My year 9 ICTE students have begun exploring the “Virtual Worlds” unit and we are set for some good (geeky) times as they will use a Textiverse (ICTEMMO), a Browserverse (terraMOO) and a 3D Opensim (terraceLIFE) to express non-linear narrative.
The focus of this unit is storytelling, actually – the worlds merely the delivery vehicle (but don’t tell the kids, right), although each pre-suppose very different skills, offer vastly different perceptions and appeal to different levels of geek.
I tried something (they were keen and had NO IDEA what I had planned for them – that sort of “on edge excitement” is useful sometimes) involving story tree generations.
I wrote a program to randomly pick people and set about dividing the class into random pairs (under the guise of “people have to form productive partnerships, regardless of whether they would choose to” or some such tripe) and then tainted their story – let me explain:
We fired up Inspiration (a mind-mapping software title, insert your fav, it does not matter – one pooter per pair), I got them to type a story seed as their first bubble: either
- “Timmy fell down the well” for one class or
- “You regain consciousness as the airlock hisses closed behind you and the oxygen levels return to normal” for the other.
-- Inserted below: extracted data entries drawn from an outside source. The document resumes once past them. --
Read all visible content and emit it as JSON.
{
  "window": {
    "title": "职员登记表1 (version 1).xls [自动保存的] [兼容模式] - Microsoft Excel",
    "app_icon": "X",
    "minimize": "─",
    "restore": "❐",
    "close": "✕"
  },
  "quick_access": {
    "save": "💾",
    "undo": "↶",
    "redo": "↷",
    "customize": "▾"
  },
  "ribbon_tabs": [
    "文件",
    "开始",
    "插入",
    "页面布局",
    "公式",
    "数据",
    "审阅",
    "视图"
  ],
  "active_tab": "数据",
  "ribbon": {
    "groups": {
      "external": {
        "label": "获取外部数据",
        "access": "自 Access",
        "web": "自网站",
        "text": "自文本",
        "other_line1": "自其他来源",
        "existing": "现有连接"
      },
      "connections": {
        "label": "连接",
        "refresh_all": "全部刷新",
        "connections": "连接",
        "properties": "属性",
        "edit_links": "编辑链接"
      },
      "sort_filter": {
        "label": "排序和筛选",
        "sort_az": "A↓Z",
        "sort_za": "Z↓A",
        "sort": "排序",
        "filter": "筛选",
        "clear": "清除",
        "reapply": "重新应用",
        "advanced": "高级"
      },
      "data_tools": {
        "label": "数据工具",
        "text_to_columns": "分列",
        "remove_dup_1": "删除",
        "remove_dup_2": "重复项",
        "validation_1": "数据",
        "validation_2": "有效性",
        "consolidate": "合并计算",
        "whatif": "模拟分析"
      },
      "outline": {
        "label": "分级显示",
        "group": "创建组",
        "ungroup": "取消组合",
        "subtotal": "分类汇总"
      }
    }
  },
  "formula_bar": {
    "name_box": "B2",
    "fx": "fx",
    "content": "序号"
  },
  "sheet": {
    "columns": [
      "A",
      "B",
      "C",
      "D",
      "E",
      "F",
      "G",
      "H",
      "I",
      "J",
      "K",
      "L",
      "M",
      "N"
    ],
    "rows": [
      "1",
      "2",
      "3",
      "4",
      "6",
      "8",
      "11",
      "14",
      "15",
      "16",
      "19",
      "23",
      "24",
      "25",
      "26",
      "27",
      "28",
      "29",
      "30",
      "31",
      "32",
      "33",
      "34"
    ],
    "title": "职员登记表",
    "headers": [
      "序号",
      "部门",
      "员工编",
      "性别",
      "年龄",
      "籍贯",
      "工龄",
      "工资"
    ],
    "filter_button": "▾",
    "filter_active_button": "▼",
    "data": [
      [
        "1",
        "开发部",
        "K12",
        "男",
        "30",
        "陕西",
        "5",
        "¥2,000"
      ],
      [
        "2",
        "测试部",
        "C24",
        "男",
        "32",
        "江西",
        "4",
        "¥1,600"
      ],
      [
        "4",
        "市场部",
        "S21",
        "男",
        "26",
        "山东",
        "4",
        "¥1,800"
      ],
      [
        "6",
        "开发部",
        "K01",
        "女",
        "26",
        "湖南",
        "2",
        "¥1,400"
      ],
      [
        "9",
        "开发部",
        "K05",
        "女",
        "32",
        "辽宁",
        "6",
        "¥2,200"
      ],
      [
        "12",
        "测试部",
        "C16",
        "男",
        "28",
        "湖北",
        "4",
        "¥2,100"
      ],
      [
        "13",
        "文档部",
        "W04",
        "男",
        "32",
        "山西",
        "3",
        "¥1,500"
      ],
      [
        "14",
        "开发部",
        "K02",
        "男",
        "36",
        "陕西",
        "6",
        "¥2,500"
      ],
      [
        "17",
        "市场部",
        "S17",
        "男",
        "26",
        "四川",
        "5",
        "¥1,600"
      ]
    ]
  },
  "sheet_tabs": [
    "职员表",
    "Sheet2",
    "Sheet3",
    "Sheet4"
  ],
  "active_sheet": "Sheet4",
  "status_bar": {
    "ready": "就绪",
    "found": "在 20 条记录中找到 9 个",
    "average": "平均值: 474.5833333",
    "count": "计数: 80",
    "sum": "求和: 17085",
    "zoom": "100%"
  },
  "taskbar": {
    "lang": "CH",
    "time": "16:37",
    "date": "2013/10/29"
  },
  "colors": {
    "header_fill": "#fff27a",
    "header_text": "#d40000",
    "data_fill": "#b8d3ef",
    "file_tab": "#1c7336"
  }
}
I then preceded to explain how to spread the bubble map based on possible scenarios and decisions-different outcomes, spinning stereotype story arcs just to illustrate how a story tree might work. I then deleted all but the “seed”, left that on screen while the groups then spun their stories.
I apologised profusely for tainting their story, by exploring aspects of the narrative live in front of them. I begged them to think how the story would go from their own imagination, pleaded for them to think originally, then let them at it.
The instructions were clear – make it interesting, make it make sense, talk, confer – VERY quietly so as to not influence the group beside you … go!
After 15-20 of the most interesting minutes in class this week (wow were they absorbed) they were required to upload their story trees to Moodle (so they sort of “commit” to their work) and then we looked at structure/content.
Interesting how many of them took the seed as a “starting point” for their story (neither of which make particularly good opening scenarios, unless in flashback). “Delete everything that is not original” I said – I don’t want to read someone elses story, just what YOU have come up with … not a lot left. Well, not entirely true, some argued passionately the fact that they had re-worked the story from Halo, or LOTR or whatever so that made it original, some actually did use their own imaginations but most lost lots of their trees.
Original story telling is HARD, because there has been so much story telling in the past. It is a tall ask, cold, to try and invent a good, coherent, engaging story without plunging into stereotype and popularist tripe – doubly so when readers can choose their own pathway through it (I love non-linear narrative for this very reason – no 2 readers get the same experience).
Students suggested (spontaneously) that a plan of attack would have been much better than merely launching into the narrative – give those kids a prize as they worked out, for themselves, the purpose of the lesson.